Only those old Tampa Bay teams, of course, are not these new Rays, the most compelling success story of baseball's first half. Despite the familiar trappings of their amusement-park park, a fan base that remains largely skeptical and a history that everybody would just as soon pretend didn't happen, these Rays are different.
"This group was always just happy to be here. The Rays were a Major League team, a bunch of guys playing down here, on the major league schedule, flying charter planes, staying in nice hotels. Very comfortable," says the leader of this Rays' renaissance, manager Joe Maddon. "It's not that way anymore."
No, these Rays finally have turned a corner that most people thought they'd never find. But the Rays are using an age-old baseball formula -- good pitching, good defense and a refusal to back down -- to forge by-far the best season in the franchise's brief but tortuous history.
The re-christened Rays (nee Devil Rays) are in first place in the American League East with the best record in baseball (51-32) and they are drawing crowds like never before. They're not great crowds, though they did well enough this week when the Red Sox were in town. But the crowds are up -- more than 28,000 a game in their last dozen home games -- a testament to both the Rays and the brand of baseball they're playing. They're certainly not coming to see The Trop.
The Rays have stood spike-to-spike -- literally and figuratively -- with the World Series champion Red Sox all season and played them to a near standoff. They have a winning record against the East, probably the most competitive division in the game. They have progressed to the point that it would be a genuine surprise if the Rays don't finish with 90 or more wins. And the Rays, remember, have never won more than 70.
If there's one defining characteristic of these new Rays -- beyond the shutdown bullpen, the airtight defense and the need for a little more fan-love -- it's their scrappiness. Beginning in spring training with a brawl against the Yankees and continuing through last month's now-famous donnybrook with Boston, in which Boston outfielder Coco Crips and Rays' righty James Shields exhanged punches, the longtime doormat Rays have shown that they're willing not only to fight, but to fight back. In early May, the Rays were swept in Boston; they won nine of their next 11 games. In early June, they were swept again by the Sox in Fenway but finished the month 16-10.

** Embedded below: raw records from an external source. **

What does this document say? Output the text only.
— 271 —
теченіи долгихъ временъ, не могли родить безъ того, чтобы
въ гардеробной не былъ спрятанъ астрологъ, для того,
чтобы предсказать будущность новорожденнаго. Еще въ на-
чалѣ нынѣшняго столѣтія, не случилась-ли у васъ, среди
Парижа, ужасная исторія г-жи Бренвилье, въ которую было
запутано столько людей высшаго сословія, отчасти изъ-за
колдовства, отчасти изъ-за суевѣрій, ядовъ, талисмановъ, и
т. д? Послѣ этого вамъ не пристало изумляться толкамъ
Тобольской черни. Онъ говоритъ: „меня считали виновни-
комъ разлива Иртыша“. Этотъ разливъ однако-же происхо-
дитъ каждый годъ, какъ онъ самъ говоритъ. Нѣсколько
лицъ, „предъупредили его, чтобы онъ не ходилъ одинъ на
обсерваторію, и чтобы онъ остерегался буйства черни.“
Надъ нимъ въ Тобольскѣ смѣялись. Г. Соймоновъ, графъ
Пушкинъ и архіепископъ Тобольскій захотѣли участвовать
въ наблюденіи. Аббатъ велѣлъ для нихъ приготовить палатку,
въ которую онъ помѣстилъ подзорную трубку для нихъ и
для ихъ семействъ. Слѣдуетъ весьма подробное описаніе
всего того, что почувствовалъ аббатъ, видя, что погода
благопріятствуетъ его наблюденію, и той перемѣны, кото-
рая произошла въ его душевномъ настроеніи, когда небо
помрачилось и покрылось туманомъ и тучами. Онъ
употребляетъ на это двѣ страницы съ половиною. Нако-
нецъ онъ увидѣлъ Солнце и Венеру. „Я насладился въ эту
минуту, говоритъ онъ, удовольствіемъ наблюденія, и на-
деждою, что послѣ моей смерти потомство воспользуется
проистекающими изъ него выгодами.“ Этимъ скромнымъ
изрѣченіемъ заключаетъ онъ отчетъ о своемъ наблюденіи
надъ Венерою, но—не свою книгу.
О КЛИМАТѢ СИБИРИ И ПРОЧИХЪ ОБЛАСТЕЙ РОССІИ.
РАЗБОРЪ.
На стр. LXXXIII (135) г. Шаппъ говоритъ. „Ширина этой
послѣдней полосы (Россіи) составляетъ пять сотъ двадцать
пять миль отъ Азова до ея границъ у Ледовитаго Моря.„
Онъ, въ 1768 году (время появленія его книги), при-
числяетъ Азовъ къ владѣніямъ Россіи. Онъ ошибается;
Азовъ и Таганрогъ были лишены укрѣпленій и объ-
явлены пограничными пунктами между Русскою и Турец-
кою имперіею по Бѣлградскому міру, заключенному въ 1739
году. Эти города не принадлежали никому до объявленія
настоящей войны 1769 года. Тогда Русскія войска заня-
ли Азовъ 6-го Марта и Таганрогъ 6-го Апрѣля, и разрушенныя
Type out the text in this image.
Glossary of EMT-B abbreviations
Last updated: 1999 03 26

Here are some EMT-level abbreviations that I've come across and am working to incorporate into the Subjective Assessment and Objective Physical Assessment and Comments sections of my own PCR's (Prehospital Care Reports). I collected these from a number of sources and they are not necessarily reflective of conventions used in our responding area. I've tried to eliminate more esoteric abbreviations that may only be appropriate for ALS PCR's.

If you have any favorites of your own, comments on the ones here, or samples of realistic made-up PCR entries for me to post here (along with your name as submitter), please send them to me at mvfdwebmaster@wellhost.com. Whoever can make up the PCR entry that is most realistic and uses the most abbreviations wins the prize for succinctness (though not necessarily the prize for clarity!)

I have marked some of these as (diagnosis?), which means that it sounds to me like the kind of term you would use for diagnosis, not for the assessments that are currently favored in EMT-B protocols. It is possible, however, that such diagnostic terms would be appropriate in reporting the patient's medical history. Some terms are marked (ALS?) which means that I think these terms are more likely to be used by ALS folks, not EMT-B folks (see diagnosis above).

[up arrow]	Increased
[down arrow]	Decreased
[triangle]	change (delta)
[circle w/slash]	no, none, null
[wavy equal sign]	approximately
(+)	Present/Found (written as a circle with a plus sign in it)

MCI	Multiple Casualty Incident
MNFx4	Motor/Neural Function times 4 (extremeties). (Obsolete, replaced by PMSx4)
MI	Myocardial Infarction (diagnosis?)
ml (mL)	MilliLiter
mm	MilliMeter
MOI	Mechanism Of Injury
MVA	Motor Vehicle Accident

This is one increasingly confident, undeniably talented, unblinkingly in-your-face, fun-loving, punch-throwing, chip-on-the-shoulder-carrying group.
"I think some of that is our history. And some of it is due to our anonymity. You know, 'Who are these guys?'," says Andrew Friedman, the team's vice president and general manager. "These guys really have a little bit of an us-against-the-world mentality."
Slide in too hard, they come inside with a purpose pitch. Throw a punch, they punch back. Knock 'em down, they get back up.
"Playing in this division, the issues that have occurred with us with the Yankees and the Red Sox, can really start to be a galvanizing moment -- if handled properly," Maddon says.